Continuing with the theme of the left-behind… I do a lot of peering at branches in the winter months, after most life has gone into hiding. Sometimes some interesting discoveries can be made, affixed to (or even within) twigs or branches. I took Raven down to the 100-acre Woods yesterday, the first time we’ve gone in a little while because of hunting season (we’re in the mid-November hunting lull at the moment, but we wore our brightly-coloured jackets, just to be safe; I don’t think anyone hunts on that bit of land, but who knows what goes on there when no one’s around to see it). The forest has a fair bit of Balsam Fir scattered through the damper areas, and I paused at one clump to finger the needles, whereupon I noticed these odd little lumps amidst the foliage. There were a lot of them, mostly at the outer ends of the branches, and mostly (it seemed) on the east side of the tree (though that might just be coincidence).
Determining their identity was fairly easy once home. A Google image search for “balsam fir needle galls” turned up several pages with identical galls to mine. Gotta love the forestry industry’s thoroughness; virtually anything you want to know about pests of commercially valuable tree species is available online. The pest in question here is a tiny midge, Paradiplosis tumifex, which goes by the appropriate English name Balsam Gall Midge.

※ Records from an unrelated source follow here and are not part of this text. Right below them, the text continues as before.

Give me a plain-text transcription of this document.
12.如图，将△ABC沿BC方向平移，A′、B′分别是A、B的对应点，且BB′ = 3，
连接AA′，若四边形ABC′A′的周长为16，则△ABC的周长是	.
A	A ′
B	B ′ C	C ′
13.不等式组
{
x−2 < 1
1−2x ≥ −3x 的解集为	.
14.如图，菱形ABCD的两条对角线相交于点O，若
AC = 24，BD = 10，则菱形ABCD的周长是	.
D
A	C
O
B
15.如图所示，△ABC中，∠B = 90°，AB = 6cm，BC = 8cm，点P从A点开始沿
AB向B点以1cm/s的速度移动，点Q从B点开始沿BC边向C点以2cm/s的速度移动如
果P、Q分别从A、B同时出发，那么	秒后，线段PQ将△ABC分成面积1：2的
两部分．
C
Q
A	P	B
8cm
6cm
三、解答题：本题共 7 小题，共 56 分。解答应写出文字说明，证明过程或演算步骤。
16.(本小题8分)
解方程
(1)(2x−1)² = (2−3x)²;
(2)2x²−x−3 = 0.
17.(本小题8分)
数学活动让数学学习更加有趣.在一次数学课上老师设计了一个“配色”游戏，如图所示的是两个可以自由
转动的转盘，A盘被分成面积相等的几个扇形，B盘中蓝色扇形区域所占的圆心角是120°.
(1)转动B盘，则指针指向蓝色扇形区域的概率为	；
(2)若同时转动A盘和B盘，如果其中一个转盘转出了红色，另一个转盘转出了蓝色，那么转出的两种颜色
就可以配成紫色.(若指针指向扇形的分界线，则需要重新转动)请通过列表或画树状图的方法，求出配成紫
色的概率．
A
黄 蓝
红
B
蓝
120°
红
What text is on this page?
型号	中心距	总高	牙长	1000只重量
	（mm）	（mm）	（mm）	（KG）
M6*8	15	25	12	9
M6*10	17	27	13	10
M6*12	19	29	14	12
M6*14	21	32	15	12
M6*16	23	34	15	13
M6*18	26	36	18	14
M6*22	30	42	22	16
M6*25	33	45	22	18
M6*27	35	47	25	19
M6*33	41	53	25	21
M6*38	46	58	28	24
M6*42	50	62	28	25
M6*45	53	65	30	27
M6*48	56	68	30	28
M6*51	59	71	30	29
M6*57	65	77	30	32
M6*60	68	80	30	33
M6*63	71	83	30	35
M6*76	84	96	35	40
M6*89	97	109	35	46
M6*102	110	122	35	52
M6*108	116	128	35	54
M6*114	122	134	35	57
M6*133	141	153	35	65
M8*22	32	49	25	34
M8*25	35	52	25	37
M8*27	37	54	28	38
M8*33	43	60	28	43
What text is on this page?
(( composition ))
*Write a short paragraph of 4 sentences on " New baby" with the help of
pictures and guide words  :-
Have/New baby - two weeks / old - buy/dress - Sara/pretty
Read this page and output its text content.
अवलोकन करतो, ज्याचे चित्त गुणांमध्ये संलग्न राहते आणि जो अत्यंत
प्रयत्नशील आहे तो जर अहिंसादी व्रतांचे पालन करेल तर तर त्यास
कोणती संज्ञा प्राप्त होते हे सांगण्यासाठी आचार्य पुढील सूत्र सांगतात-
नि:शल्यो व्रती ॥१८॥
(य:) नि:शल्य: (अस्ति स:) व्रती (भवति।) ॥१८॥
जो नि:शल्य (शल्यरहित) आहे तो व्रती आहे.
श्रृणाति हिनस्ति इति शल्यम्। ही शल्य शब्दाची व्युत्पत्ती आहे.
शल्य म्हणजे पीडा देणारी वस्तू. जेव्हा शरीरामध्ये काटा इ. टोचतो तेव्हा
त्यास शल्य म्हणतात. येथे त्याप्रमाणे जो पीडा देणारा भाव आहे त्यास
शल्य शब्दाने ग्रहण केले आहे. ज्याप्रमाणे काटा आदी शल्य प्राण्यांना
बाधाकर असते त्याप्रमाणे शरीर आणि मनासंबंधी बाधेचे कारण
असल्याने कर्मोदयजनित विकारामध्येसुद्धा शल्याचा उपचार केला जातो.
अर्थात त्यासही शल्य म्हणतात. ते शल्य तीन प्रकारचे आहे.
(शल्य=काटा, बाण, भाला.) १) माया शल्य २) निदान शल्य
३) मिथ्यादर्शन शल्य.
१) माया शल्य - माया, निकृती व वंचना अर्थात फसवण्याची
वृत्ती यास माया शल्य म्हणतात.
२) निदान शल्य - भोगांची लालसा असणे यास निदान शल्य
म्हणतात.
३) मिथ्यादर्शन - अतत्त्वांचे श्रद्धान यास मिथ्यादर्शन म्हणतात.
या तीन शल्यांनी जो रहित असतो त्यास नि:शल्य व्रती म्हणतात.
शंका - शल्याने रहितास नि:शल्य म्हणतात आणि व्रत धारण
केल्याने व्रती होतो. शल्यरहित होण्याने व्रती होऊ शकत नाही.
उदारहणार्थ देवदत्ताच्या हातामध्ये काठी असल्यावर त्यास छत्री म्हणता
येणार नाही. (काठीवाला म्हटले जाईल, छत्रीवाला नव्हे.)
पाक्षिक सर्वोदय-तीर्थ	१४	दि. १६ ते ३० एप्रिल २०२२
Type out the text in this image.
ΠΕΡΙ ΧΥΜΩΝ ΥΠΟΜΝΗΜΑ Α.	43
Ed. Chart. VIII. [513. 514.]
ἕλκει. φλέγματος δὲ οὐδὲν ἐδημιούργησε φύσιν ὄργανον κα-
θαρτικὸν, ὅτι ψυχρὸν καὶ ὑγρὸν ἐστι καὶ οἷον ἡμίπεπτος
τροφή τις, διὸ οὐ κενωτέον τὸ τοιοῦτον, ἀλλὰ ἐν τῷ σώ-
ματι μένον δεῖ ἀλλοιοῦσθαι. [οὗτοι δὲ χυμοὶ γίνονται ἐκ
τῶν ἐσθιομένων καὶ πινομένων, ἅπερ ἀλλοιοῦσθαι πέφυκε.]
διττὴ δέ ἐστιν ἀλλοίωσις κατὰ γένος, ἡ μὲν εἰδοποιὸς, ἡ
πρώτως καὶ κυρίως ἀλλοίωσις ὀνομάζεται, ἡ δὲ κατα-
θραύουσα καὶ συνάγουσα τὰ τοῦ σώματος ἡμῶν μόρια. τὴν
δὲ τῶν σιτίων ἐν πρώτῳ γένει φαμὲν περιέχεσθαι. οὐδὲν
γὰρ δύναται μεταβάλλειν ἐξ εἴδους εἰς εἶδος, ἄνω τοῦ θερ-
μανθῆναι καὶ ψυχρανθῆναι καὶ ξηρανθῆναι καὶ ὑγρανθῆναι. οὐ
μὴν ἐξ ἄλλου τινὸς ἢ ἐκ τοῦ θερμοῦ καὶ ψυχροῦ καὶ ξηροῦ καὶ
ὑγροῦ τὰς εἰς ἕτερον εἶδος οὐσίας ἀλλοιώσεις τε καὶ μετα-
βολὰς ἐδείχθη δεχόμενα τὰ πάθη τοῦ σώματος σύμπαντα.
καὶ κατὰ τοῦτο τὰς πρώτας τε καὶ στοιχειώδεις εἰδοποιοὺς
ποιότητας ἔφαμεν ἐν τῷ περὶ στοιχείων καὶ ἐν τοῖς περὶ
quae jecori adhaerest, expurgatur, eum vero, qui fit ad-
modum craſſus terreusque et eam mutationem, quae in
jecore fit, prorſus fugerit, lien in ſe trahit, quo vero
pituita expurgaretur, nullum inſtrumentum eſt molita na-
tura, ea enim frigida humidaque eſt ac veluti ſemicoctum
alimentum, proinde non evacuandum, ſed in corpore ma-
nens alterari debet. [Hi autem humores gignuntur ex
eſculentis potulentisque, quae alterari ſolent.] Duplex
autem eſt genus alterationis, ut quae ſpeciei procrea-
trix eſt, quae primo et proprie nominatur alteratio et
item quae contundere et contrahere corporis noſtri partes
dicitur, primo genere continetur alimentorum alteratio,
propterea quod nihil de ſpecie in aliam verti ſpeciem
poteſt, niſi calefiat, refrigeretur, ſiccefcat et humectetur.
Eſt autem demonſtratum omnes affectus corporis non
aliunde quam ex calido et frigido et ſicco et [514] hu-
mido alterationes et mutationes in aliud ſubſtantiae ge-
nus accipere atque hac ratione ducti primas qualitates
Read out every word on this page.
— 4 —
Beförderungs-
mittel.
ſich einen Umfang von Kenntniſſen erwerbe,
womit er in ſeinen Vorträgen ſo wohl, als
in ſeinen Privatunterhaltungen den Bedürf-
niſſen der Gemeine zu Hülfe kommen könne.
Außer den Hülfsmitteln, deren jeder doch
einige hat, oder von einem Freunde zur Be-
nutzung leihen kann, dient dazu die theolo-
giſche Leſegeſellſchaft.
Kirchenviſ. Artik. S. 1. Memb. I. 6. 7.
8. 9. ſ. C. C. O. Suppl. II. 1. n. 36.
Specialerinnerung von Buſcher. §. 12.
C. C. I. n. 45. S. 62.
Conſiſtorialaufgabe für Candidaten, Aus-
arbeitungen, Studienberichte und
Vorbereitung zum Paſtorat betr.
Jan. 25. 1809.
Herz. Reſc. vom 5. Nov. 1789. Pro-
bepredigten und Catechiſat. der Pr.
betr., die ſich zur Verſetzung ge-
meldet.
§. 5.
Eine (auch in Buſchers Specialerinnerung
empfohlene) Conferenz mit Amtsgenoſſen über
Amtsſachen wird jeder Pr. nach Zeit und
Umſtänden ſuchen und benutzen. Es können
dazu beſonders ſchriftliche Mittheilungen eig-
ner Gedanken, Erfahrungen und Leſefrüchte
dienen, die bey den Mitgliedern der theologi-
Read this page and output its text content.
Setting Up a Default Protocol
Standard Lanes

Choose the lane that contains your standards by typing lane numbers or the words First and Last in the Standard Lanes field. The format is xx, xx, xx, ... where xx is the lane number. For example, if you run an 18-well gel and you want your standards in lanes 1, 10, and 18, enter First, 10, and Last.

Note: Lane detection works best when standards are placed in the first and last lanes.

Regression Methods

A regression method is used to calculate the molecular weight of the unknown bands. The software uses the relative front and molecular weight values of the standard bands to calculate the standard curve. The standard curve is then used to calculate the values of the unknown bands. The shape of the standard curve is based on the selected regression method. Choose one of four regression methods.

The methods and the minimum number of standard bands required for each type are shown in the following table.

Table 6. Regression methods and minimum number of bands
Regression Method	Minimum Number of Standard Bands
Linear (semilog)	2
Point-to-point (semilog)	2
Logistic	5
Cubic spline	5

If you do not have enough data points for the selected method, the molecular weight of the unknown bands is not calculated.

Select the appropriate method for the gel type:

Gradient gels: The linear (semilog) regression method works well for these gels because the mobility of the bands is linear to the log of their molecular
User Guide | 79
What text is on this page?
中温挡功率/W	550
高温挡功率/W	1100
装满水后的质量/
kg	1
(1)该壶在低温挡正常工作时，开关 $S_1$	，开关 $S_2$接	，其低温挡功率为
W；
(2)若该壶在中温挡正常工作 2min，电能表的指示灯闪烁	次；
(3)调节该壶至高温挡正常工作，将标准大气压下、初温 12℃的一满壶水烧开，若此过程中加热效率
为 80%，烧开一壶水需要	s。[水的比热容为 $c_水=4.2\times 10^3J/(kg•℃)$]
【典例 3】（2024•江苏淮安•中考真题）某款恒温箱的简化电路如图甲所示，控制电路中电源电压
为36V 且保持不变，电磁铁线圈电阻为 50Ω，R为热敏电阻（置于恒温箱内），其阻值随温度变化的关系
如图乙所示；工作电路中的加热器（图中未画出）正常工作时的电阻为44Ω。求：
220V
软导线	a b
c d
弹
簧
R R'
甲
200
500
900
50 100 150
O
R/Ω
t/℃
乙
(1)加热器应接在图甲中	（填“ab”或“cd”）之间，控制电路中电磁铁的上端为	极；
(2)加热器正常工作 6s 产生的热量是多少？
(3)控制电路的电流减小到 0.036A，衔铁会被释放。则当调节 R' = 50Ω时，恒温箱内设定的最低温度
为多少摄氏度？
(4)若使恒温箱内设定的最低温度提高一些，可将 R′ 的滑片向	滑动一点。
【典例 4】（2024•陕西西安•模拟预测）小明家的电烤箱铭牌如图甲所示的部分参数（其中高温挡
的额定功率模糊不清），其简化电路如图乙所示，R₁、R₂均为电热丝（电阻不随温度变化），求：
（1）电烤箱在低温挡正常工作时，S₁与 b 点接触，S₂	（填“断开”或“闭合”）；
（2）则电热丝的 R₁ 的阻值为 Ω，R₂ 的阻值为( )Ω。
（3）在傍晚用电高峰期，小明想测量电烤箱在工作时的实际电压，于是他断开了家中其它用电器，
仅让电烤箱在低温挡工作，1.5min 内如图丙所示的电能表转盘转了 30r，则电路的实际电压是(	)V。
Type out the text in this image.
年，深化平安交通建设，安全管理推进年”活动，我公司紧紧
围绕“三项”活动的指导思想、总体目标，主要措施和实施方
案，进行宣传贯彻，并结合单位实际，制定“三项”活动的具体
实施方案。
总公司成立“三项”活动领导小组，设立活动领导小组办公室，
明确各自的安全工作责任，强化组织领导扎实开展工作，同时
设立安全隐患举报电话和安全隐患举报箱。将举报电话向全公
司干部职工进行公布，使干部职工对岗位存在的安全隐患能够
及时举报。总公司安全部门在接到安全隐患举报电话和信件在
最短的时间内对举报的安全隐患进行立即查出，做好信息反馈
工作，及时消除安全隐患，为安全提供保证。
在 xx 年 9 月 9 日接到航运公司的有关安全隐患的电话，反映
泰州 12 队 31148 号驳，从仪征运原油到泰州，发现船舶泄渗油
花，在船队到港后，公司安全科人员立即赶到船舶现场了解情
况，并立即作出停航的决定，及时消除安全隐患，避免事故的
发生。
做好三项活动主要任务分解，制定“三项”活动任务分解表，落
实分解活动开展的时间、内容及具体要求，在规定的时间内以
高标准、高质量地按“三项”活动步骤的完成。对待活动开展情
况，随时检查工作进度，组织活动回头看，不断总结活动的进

Eggs are laid on current-year needles as they’re growing (which explains why the galls seemed mostly to be near the ends of branches), and when the egg hatches the larvae burrow into the needle to settle down and feed. The needle forms a gall around the larva and its new home. The larva eats and grows and eats and grows, until mid-autumn when they finally break loose of their gall and drop to the ground. There, they burrow into the soil under the tree and wait for spring. Warming ground temperatures in late April and early May encourage the larvae to pupate, and a week or two later the tiny adults begin to emerge. Females mate, then return to the newly-forming fir needles where they lay their eggs, and the cycle begins again.
Once the larvae leave the needles in the fall, the needles brown and drop from the tree. The branches were scattered with the ones that had caught in the twigs. I noticed on the ones that were still attached to the branch that a few of them seem to be broken off; I’m not sure if this was from the midge larva emerging, or environmental damage post-emergence. The midges are no more than a nuisance, apparently; they do no long-term damage to the tree, beyond perhaps mildly stunted growth that year when under severe outbreak conditions. The galls are dropped by the winter, and even aesthetically the tree looks fine again quickly (important for the Christmas Tree market). Populations are cyclical, with two or three years of high numbers, followed by several of low. I can’t remember having noticed anything unusual about this same tree last year (it grows beside the path), and I’m not sure if that’s because numbers were low last year and high this year, or I just wasn’t looking.